У миссис Родригес, несмотря на ее экзотическую фамилию, было бледное одутловатое лицо, с которого не сходило удивленное выражение, будто она только что услышала нечто поразительное. Сейчас ее щеки раскраснелись и блестели от пота. Ребят из нашего класса она, как обычно, усадила слева от огромного фигового дерева. Ученики помладше сели перед нами. Некоторые с выражением скуки на лицах сосали пальцы. Другие, держа свои туфли за носы, колотили ими по земле. Двор заполнялся учениками, а Льюиса все не было.
Миссис Уорселл встала перед учащимися, готовясь обратиться к нам с речью. Льюис появился, когда исполнялся государственный гимн. Он подбежал туда, где расположился наш класс, но сел на два ряда впереди меня – слишком далеко, чтобы мы с ним могли перешептываться. Возможно, он меня не увидел.

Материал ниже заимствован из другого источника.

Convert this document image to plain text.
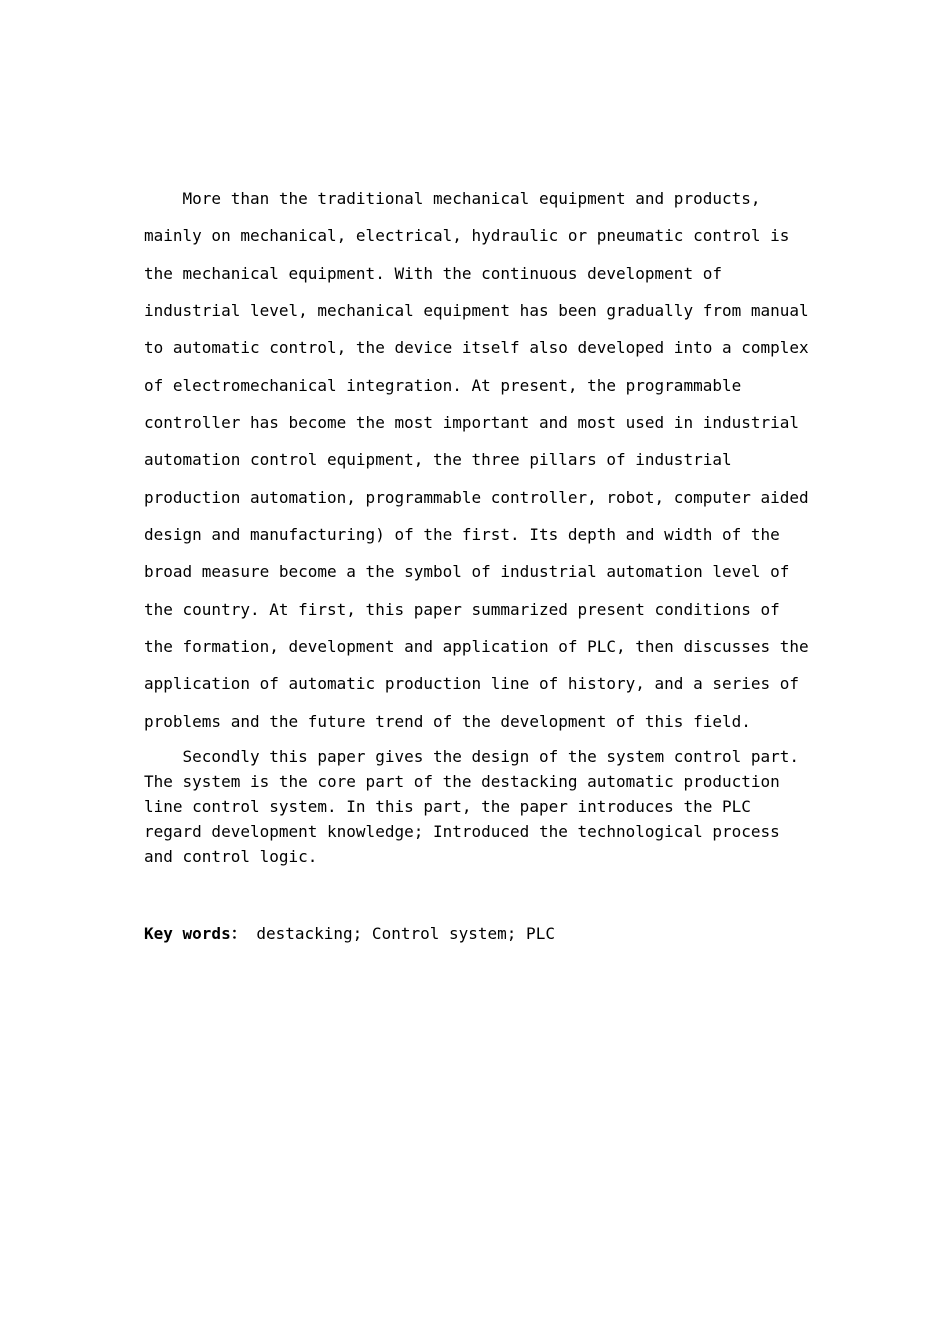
More than the traditional mechanical equipment and products,

mainly on mechanical, electrical, hydraulic or pneumatic control is

the mechanical equipment. With the continuous development of

industrial level, mechanical equipment has been gradually from manual

to automatic control, the device itself also developed into a complex

of electromechanical integration. At present, the programmable

controller has become the most important and most used in industrial

automation control equipment, the three pillars of industrial

production automation, programmable controller, robot, computer aided

design and manufacturing) of the first. Its depth and width of the

broad measure become a the symbol of industrial automation level of

the country. At first, this paper summarized present conditions of

the formation, development and application of PLC, then discusses the

application of automatic production line of history, and a series of

problems and the future trend of the development of this field.

Secondly this paper gives the design of the system control part.

The system is the core part of the destacking automatic production

line control system. In this part, the paper introduces the PLC

regard development knowledge; Introduced the technological process

and control logic.

Key words： destacking; Control system; PLC
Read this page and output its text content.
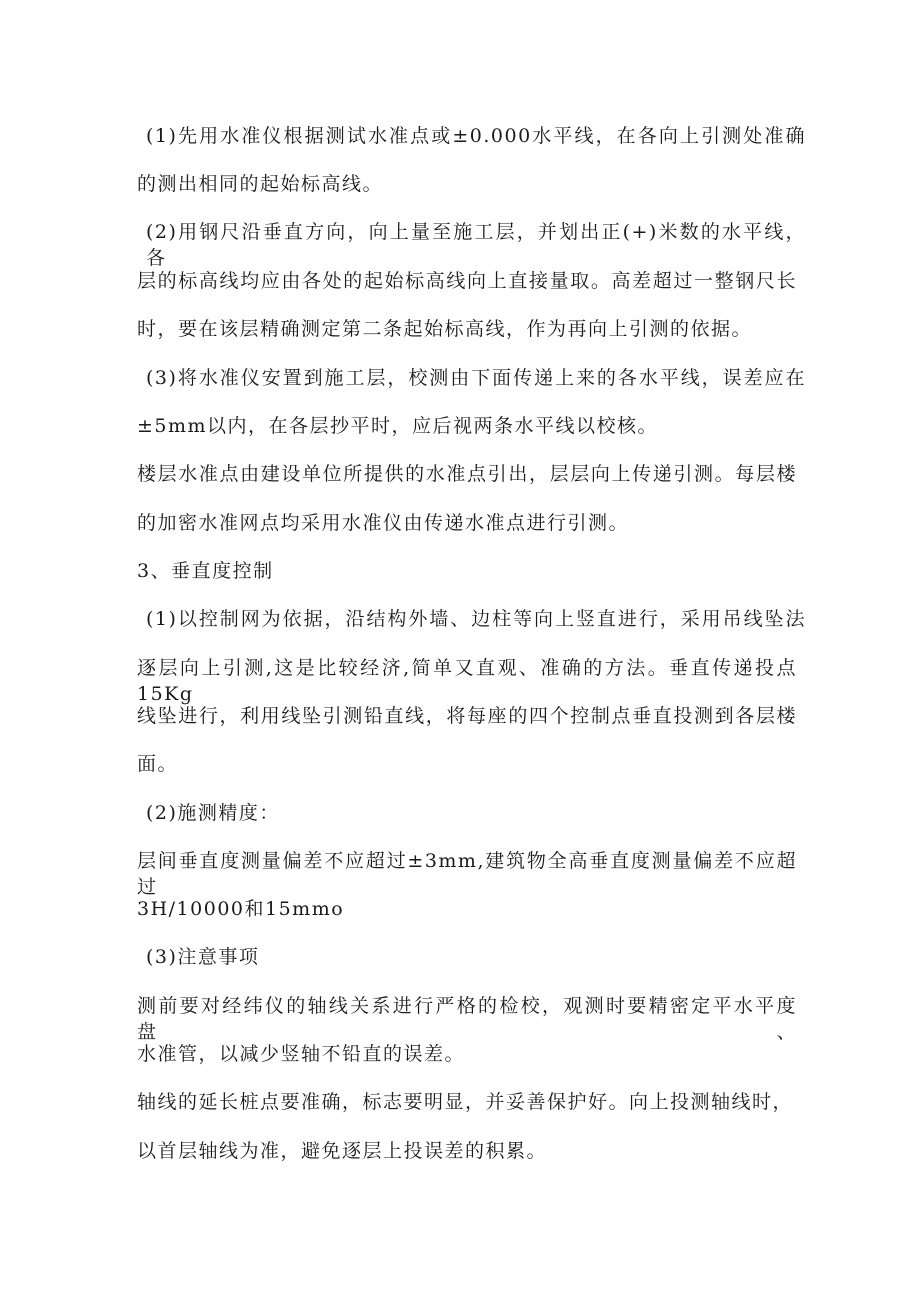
(1)先用水准仪根据测试水准点或±0.000水平线，在各向上引测处准确
的测出相同的起始标高线。
(2)用钢尺沿垂直方向，向上量至施工层，并划出正(+)米数的水平线，各
层的标高线均应由各处的起始标高线向上直接量取。高差超过一整钢尺长
时，要在该层精确测定第二条起始标高线，作为再向上引测的依据。
(3)将水准仪安置到施工层，校测由下面传递上来的各水平线，误差应在
±5mm以内，在各层抄平时，应后视两条水平线以校核。
楼层水准点由建设单位所提供的水准点引出，层层向上传递引测。每层楼
的加密水准网点均采用水准仪由传递水准点进行引测。
3、垂直度控制
(1)以控制网为依据，沿结构外墙、边柱等向上竖直进行，采用吊线坠法
逐层向上引测,这是比较经济,简单又直观、准确的方法。垂直传递投点15Kg
线坠进行，利用线坠引测铅直线，将每座的四个控制点垂直投测到各层楼
面。
(2)施测精度：
层间垂直度测量偏差不应超过±3mm,建筑物全高垂直度测量偏差不应超过
3H/10000和15mmo
(3)注意事项
测前要对经纬仪的轴线关系进行严格的检校，观测时要精密定平水平度盘、
水准管，以减少竖轴不铅直的误差。
轴线的延长桩点要准确，标志要明显，并妥善保护好。向上投测轴线时，
以首层轴线为准，避免逐层上投误差的积累。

Волна возбуждения прокатилась по рядам сидящих. Старшеклассники сзади зашушукались. Рядом с миссис Уорселл, говорившей в микрофон, стояли два человека. Оба в пиджаках, несмотря на жару. Я узнала в них полицейских, которые в субботу опрашивали учеников в кабинете миссис Уорселл.
– Что происходит? – шепотом спросил у меня мой сосед.
Казалось, полшколы перешептывалось. Директор Уорселл подняла руку, призывая всех к тишине.
– Сейчас перед вами выступят следователи. – Ее взгляд подразумевал: если мы не умолкнем, нам не поздоровится.
Все притихли. Никто не стучал, не вертелся. Вся школа затаилась в ожидании: что сейчас будет? К микрофону подошел полицейский. Обращаясь к нам, он смотрел не на нас, а куда-то в сторону, словно выступать перед школьниками ему было скучно и неловко. За все то время, что меня опрашивали в субботу, он не произнес ни слова. Теперь же громко и четко объявил, что полиция до сих пор ищет Эстер. Что они уже побеседовали со многими из нас, но если у кого-то есть дополнительная информация, мы должны поделиться ею с учителем. «Полиции нужна наша помощь, чтобы найти Эстер», – сказал он.